My ESA is one of the few therapeutic methods that have successfully supported my disability, but when I moved into Sisterhood housing after spring break I wasn’t allowed remain with my ESA (a cat) due to someone in the house being allergic. Josh Kusch, the associate director of Residential Life, created a list of options to resolve the conflict. The first option suggested was that I make my own arrangements to move my ESA elsewhere for the remainder of the semester in order to be able to keep living in the Sisterhood North Campus Apartment (NCA). The choice to present this as an option at all made it clear the College perceived my ESA as a pet. To them, separating us would be no issue. Throughout my housing experience at Kenyon, the College has demonstrated that people with ESAs are not well understood.

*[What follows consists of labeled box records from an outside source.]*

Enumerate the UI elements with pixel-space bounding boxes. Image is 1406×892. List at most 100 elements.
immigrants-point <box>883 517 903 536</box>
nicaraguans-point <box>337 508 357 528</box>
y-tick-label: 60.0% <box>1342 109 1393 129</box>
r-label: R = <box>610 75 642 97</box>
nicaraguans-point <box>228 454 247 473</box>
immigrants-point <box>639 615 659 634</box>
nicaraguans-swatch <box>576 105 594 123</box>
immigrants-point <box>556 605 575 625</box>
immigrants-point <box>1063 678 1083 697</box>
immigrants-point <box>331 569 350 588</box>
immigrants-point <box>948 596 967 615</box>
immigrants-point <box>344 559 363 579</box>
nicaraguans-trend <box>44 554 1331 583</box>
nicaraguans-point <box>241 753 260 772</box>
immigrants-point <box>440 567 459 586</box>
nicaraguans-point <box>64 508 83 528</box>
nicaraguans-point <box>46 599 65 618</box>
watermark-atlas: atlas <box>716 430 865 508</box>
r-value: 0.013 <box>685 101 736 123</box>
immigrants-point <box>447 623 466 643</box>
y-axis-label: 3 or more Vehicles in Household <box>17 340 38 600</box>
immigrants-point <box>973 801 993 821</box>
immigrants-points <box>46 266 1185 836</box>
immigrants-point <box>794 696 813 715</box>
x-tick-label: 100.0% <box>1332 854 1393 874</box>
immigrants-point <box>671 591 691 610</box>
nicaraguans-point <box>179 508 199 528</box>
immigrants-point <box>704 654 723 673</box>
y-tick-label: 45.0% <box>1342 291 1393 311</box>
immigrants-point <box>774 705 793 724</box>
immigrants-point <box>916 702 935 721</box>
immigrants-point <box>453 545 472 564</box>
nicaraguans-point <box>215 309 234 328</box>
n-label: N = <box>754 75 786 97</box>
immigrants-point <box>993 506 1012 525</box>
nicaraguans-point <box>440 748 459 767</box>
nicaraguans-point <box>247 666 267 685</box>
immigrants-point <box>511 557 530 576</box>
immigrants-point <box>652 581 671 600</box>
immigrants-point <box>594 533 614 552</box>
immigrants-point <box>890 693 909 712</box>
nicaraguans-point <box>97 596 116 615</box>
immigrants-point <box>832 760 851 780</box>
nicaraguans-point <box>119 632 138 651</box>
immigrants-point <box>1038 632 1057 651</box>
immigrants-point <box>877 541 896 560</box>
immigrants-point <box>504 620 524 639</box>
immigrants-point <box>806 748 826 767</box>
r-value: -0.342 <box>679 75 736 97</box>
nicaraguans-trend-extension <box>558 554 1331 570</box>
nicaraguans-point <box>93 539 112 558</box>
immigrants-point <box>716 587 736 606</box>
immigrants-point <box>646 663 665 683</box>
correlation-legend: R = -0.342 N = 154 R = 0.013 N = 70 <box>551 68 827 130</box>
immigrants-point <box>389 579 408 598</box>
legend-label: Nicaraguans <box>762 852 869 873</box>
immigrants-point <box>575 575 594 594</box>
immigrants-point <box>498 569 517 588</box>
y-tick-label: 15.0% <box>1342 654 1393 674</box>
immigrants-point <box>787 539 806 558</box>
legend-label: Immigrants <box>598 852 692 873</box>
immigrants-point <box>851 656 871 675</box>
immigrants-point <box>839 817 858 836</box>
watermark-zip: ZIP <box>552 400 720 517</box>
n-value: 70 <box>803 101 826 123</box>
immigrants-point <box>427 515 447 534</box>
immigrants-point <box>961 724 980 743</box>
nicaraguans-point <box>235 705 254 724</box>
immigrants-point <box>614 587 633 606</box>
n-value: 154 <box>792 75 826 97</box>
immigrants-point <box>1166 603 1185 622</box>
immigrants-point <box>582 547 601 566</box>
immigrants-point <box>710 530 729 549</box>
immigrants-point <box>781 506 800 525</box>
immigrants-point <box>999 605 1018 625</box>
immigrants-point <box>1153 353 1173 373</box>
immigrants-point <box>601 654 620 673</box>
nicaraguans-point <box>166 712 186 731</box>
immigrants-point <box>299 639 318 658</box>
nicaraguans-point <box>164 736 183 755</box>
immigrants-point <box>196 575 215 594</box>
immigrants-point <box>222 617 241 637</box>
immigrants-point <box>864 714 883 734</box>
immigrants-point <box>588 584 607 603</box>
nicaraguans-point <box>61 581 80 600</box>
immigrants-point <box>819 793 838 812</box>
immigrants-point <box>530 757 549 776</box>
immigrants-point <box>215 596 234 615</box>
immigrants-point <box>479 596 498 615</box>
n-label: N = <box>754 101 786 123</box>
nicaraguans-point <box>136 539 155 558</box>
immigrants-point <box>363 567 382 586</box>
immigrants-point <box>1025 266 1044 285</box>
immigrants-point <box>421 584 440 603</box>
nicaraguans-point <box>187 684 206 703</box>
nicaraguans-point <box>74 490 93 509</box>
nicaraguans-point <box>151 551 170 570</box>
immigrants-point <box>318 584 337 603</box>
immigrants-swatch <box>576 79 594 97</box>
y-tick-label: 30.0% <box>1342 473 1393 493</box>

At the beginning of my first semester at Kenyon, I was initially placed in Meadow Lane Housing (“the Mods”) despite my ESA and physical disability. Every morning, I would wait upwards of 30 minutes for the Office of Campus Safety’s medical transportation service to drive me up the hill. Kenyon also placed other students with ESAs in the Mods, including someone with a large dog. The rooms in the Mods can barely fit a suitcase; they are way too small for people with ESAs. My friend found someone with an empty double in a Taft Cottage, and we moved there to save myself from trekking up the hill with my physical injury and to provide my ESA with much-deserved space.
In February, after a mediated conversation between myself and my housemates to discuss a conflict primarily revolving around the safety of my ESA and myself, Kenyon offered to pay for Pak Mail to move me for the third time. Desperate to surround myself with a community I could rely on and feel safe in, I chose to move into Sisterhood and accepted this offer.
Over spring break, my things were moved into the Sisterhood NCA, but ResLife failed to check in with the other residents first. Upon returning from break, a housemate with cat allergies immediately filed a complaint to ResLife. Rather than acknowledging that this was a preventable mistake, ResLife blamed the prior Sisterhood housing manager (an untrained volunteer) and me, explaining I would have to move. Upon deciding to stand up for myself, I refused to move. After the Division of Student Affairs made a unilateral decision, I was then evicted from the Sisterhood NCA.
My housemates expressed their immediate concerns with the decision to evict me, yet instead of listening to Sisterhood’s judgement, the white administrators overruled them. In this decision, the College went against its standards as an institution. Kenyon’s diversity and inclusion statement reads: “Each and every one of us must feel welcome, respected, and included.” I do not feel welcomed, respected or included as a queer person of color living with an ESA on campus; in fact, I feel particularly vulnerable.
I’ve ultimately concluded that ResLife’s job is to act like college landlords. They tend to worsen conflict, they are typically unprofessional and many are incompetent. Solutions to conflicts suggested by the College have rebounded to mediation, a method that not only seems to protect the College’s liability but that also relieves ResLife staff from doing the work of conflict resolution.
This issue is yet another example of the utter disrespect that gender non-conforming and femme-presenting people of color experience at this institution. Intersectional points of my identity make it difficult for me to find supportive spaces in this treacherous environment. The College does not properly accommodate the needs of marginalized students, and at Kenyon I have only met white folks with ESAs, so we cannot fully relate to one another.
By continuously exercising their power to instantaneously remove students from residential halls, Kenyon landlords signal that marginalized students do not have a right to a guaranteed comfortable space. It feels as though the administration’s primary concern is regulating and maintaining the College’s reputation. Any opposition to the institution, such as my refusal to move, is suppressed and belittled; advocating for yourself is perceived as rudely defiant. Regardless of identity, all students deserve to feel safe on Kenyon’s campus.